1. Uit het verzoekschrift en de daarbij gevoegde overgelegde producties blijkt het volgende :

a. KPN heeft op 2 april 1997 bij het Bureau het teken Postkantoor onder nummer 890969 gedeponeerd als woordmerk voor de volgende waren en diensten in :

klasse 16 : papier, karton en hieruit vervaardigde producten voor zover niet begrepen in andere klassen; drukwerken; kantoorartikelen (uitgezonderd meubelen); leermiddelen en onderwijsmateriaal (uitgezonderd toestellen); plastic materialen voor verpakking, voor zover niet begrepen in andere klassen; frankeerzegels.

klasse 35 : reclame en zaken; beheer van commerciële zaken; zakelijke administratie; administratieve diensten; bedrijfsorganisatorische en -economische advisering en hulpverlening bij de werkzaamheden van ondernemingen; verspreiden van reclamemateriaal; verzorgen van direct-mail campagnes; arbeidsbemiddeling; werving en selectie; detachering en uitzending van personeel; het bijhouden van documentatie ter zake van computerprogramma's.
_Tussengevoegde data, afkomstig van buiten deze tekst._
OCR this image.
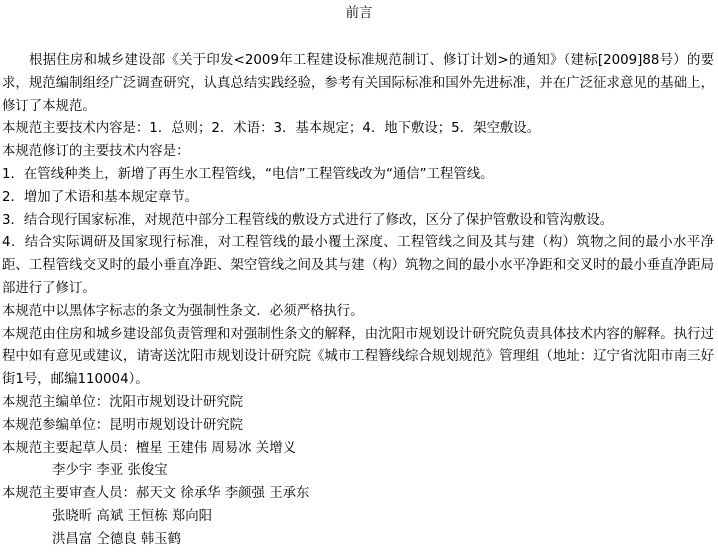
前言

根据住房和城乡建设部《关于印发<2009年工程建设标准规范制订、修订计划>的通知》（建标[2009]88号）的要求，规范编制组经广泛调查研究，认真总结实践经验，参考有关国际标准和国外先进标准，并在广泛征求意见的基础上，修订了本规范。

本规范主要技术内容是：1．总则；2．术语：3．基本规定；4．地下敷设；5．架空敷设。

本规范修订的主要技术内容是：

1．在管线种类上，新增了再生水工程管线，“电信”工程管线改为“通信”工程管线。

2．增加了术语和基本规定章节。

3．结合现行国家标准，对规范中部分工程管线的敷设方式进行了修改，区分了保护管敷设和管沟敷设。

4．结合实际调研及国家现行标准，对工程管线的最小覆土深度、工程管线之间及其与建（构）筑物之间的最小水平净距、工程管线交叉时的最小垂直净距、架空管线之间及其与建（构）筑物之间的最小水平净距和交叉时的最小垂直净距局部进行了修订。

本规范中以黑体字标志的条文为强制性条文．必须严格执行。

本规范由住房和城乡建设部负责管理和对强制性条文的解释，由沈阳市规划设计研究院负责具体技术内容的解释。执行过程中如有意见或建议，请寄送沈阳市规划设计研究院《城市工程簪线综合规划规范》管理组（地址：辽宁省沈阳市南三好街1号，邮编110004）。

本规范主编单位：沈阳市规划设计研究院

本规范参编单位：昆明市规划设计研究院

本规范主要起草人员：檀星 王建伟 周易冰 关增义

李少宇 李亚 张俊宝

本规范主要审查人员：郝天文 徐承华 李颜强 王承东

张晓昕 高斌 王恒栋 郑向阳

洪昌富 仝德良 韩玉鹤
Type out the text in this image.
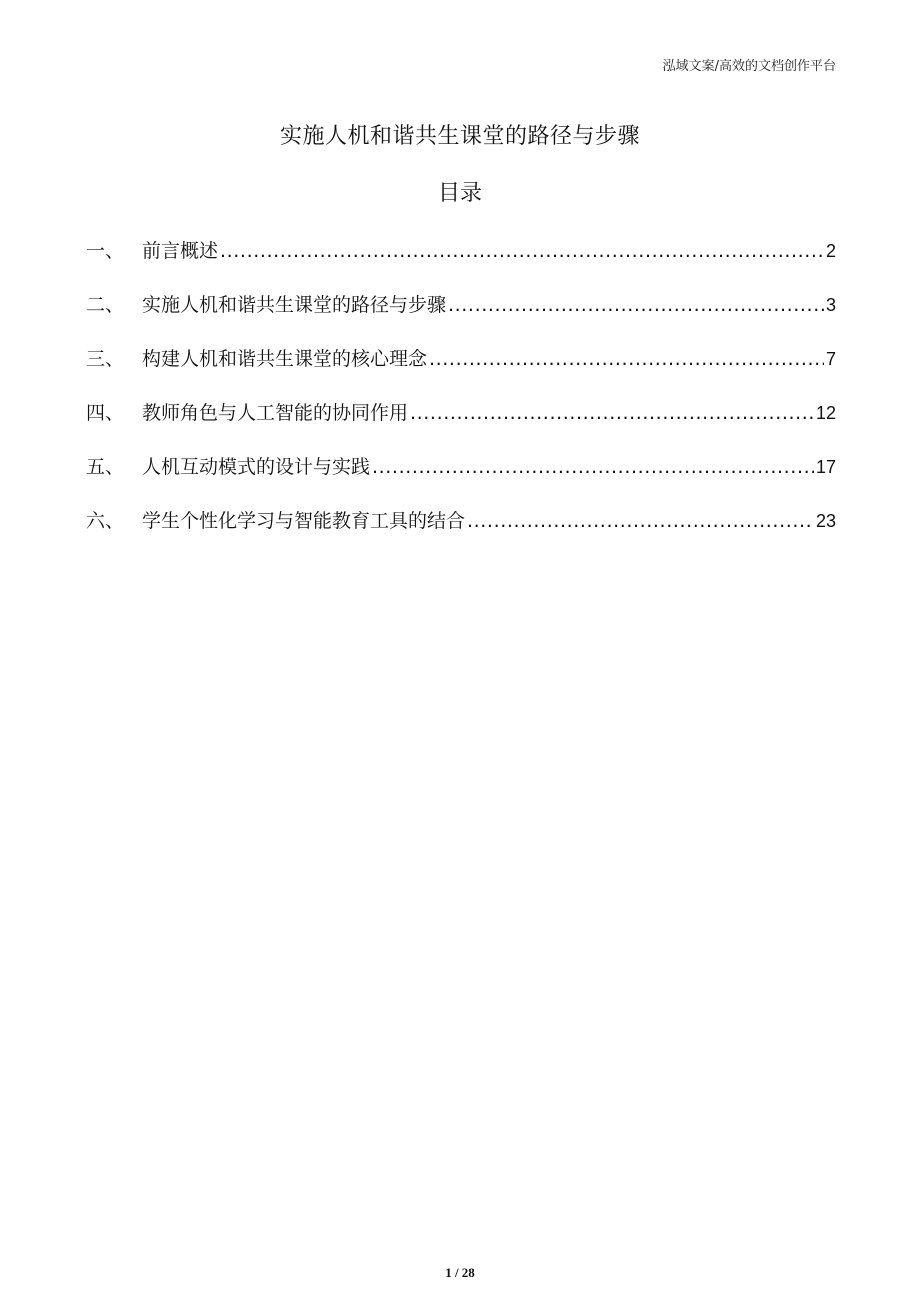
泓域文案/高效的文档创作平台
实施人机和谐共生课堂的路径与步骤
目录
一、 前言概述 .....	2
二、 实施人机和谐共生课堂的路径与步骤 .....	3
三、 构建人机和谐共生课堂的核心理念 .....	7
四、 教师角色与人工智能的协同作用 .....	12
五、 人机互动模式的设计与实践 .....	17
六、 学生个性化学习与智能教育工具的结合 .....	23
1 / 28
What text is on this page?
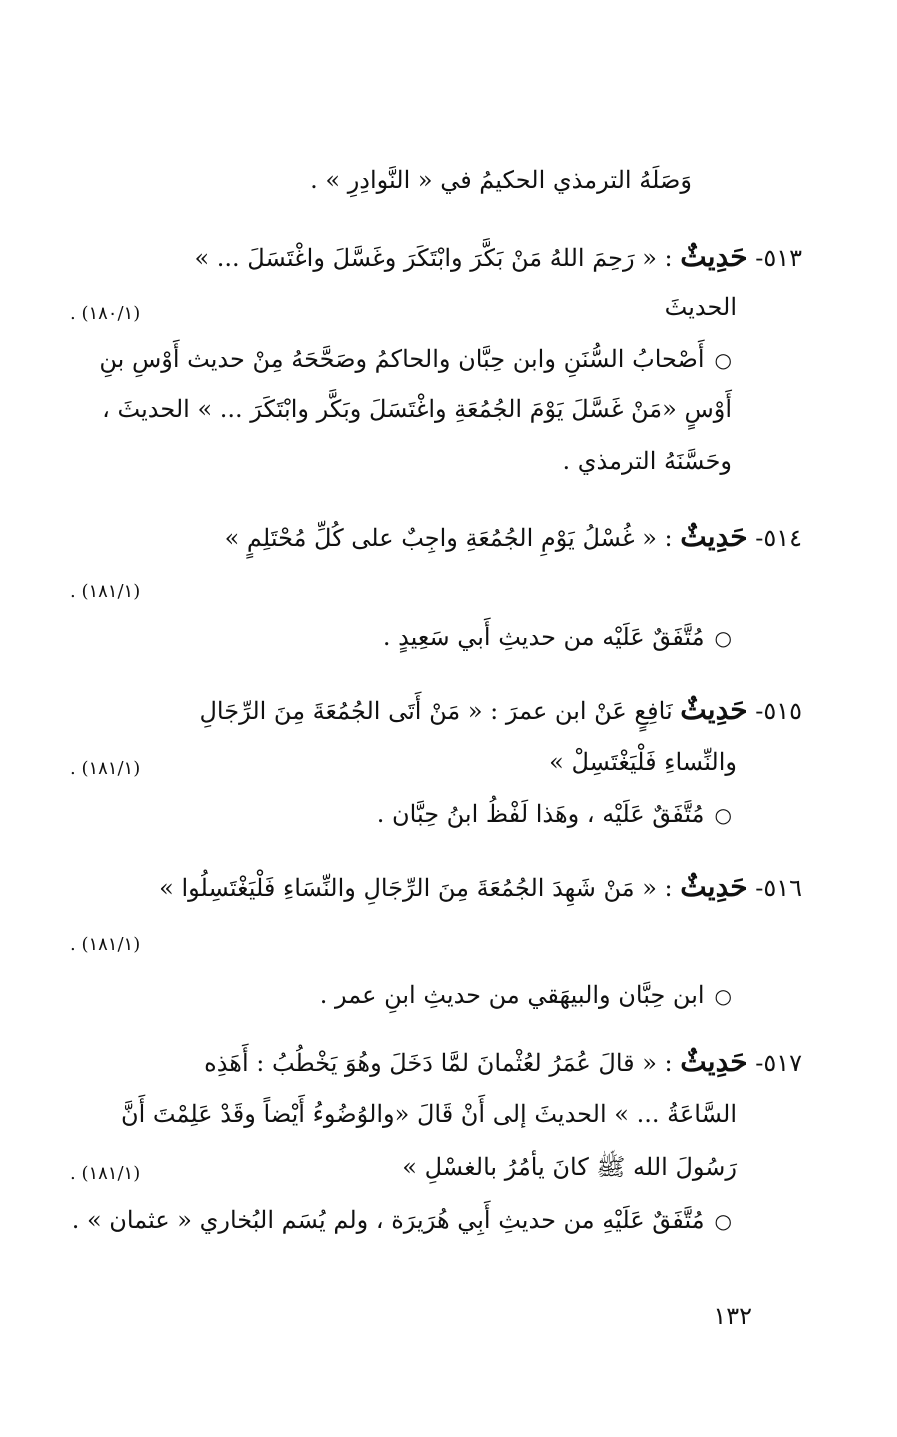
وَصَلَهُ الترمذي الحكيمُ في « النَّوادِرِ » .
٥١٣- حَدِيثٌ : « رَحِمَ اللهُ مَنْ بَكَّرَ وابْتَكَرَ وغَسَّلَ واغْتَسَلَ ... »
الحديثَ
(١٨٠/١) .
○أَصْحابُ السُّنَنِ وابن حِبَّان والحاكمُ وصَحَّحَهُ مِنْ حديث أَوْسِ بنِ
أَوْسٍ «مَنْ غَسَّلَ يَوْمَ الجُمُعَةِ واغْتَسَلَ وبَكَّر وابْتَكَرَ ... » الحديثَ ،
وحَسَّنَهُ الترمذي .
٥١٤- حَدِيثٌ : « غُسْلُ يَوْمِ الجُمُعَةِ واجِبٌ على كُلِّ مُحْتَلِمٍ »
(١٨١/١) .
○مُتَّفَقٌ عَلَيْه من حديثِ أَبي سَعِيدٍ .
٥١٥- حَدِيثٌ نَافِعٍ عَنْ ابن عمرَ : « مَنْ أَتَى الجُمُعَةَ مِنَ الرِّجَالِ
والنِّساءِ فَلْيَغْتَسِلْ »
(١٨١/١) .
○مُتَّفَقٌ عَلَيْه ، وهَذا لَفْظُ ابنُ حِبَّان .
٥١٦- حَدِيثٌ : « مَنْ شَهِدَ الجُمُعَةَ مِنَ الرِّجَالِ والنِّسَاءِ فَلْيَغْتَسِلُوا »
(١٨١/١) .
○ابن حِبَّان والبيهَقي من حديثِ ابنِ عمر .
٥١٧- حَدِيثٌ : « قالَ عُمَرُ لعُثْمانَ لمَّا دَخَلَ وهُوَ يَخْطُبُ : أَهَذِه
السَّاعَةُ ... » الحديثَ إلى أَنْ قَالَ «والوُضُوءُ أَيْضاً وقَدْ عَلِمْتَ أَنَّ
رَسُولَ الله ﷺ كانَ يأمُرُ بالغسْلِ »
(١٨١/١) .
○مُتَّفَقٌ عَلَيْهِ من حديثِ أَبِي هُرَيرَة ، ولم يُسَم البُخاري « عثمان » .
١٣٢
klasse 36 : verzekeringen; financiële zaken; monetaire zaken; uitgeven van frankeerzegels.

klasse 37 : bouw, reparaties; installatiewerkzaamheden.

klasse 38 : telecommunicatie.

klasse 39 : transport; verpakking en opslag van goederen; organisatie van reizen.

klasse 41 : opvoeding; opleiding; ontspanning; sportieve en culturele activiteiten.

klasse 42 : het geven van technische voorlichting en advisering; verhuren van meubilair; reservering van hotel-, pension- en andere verblijfsaccomodaties al of niet inclusief maaltijden; technische voorlichting en advisering in relatie tot opslag, transport en verwerking van berichten, documenten en/of goederen; ontwerpen, construeren, aanpassen, actualiseren, onderhouden, opslaan en bijhouden van computerprogramma's, verzorgen van reservebestanden, alsmede het uitvoeren van toepasbaarheidsonderzoek en het begeleiden van cliënten bij de keuze van systemen, apparatuur, netwerken en computerprogramma's en bij de invoering en het gebruik daarvan.

b. Het Bureau heeft bij brief van 16 juni 1997 KPN laten weten de inschrijving van het depot 890969 voorlopig te weigeren.
Als reden(en) heeft het Bureau opgegeven:

"Het teken Postkantoor is uitsluitend beschrijvend voor de in de klassen 16, 35, 36, 37, 38, 39, 41 en 42 genoemde waren en diensten met betrekking tot een postkantoor. Derhalve mist het teken ieder onderscheidend vermogen zoals bedoeld in artikel 6bis, eerste lid onder a. van de Eenvormige Beneluxwet op de merken (...)."

c. KPN heeft bij brief van 15 december 1997 tegen deze voorlopige weigering bezwaar gemaakt. Zij heeft daarbij verzocht de voorlopige weigering in te trekken, dan wel met haar in overleg te treden over een eventuele "disclaimer".

d. Het Bureau heeft bij brieven van 28 januari 1998 KPN laten weten geen aanleiding te zien om zijn voorlopige beslissing te herzien en heeft haar in kennis gesteld van zijn beslissing, houdende definitieve weigering van de inschrijving van het depot.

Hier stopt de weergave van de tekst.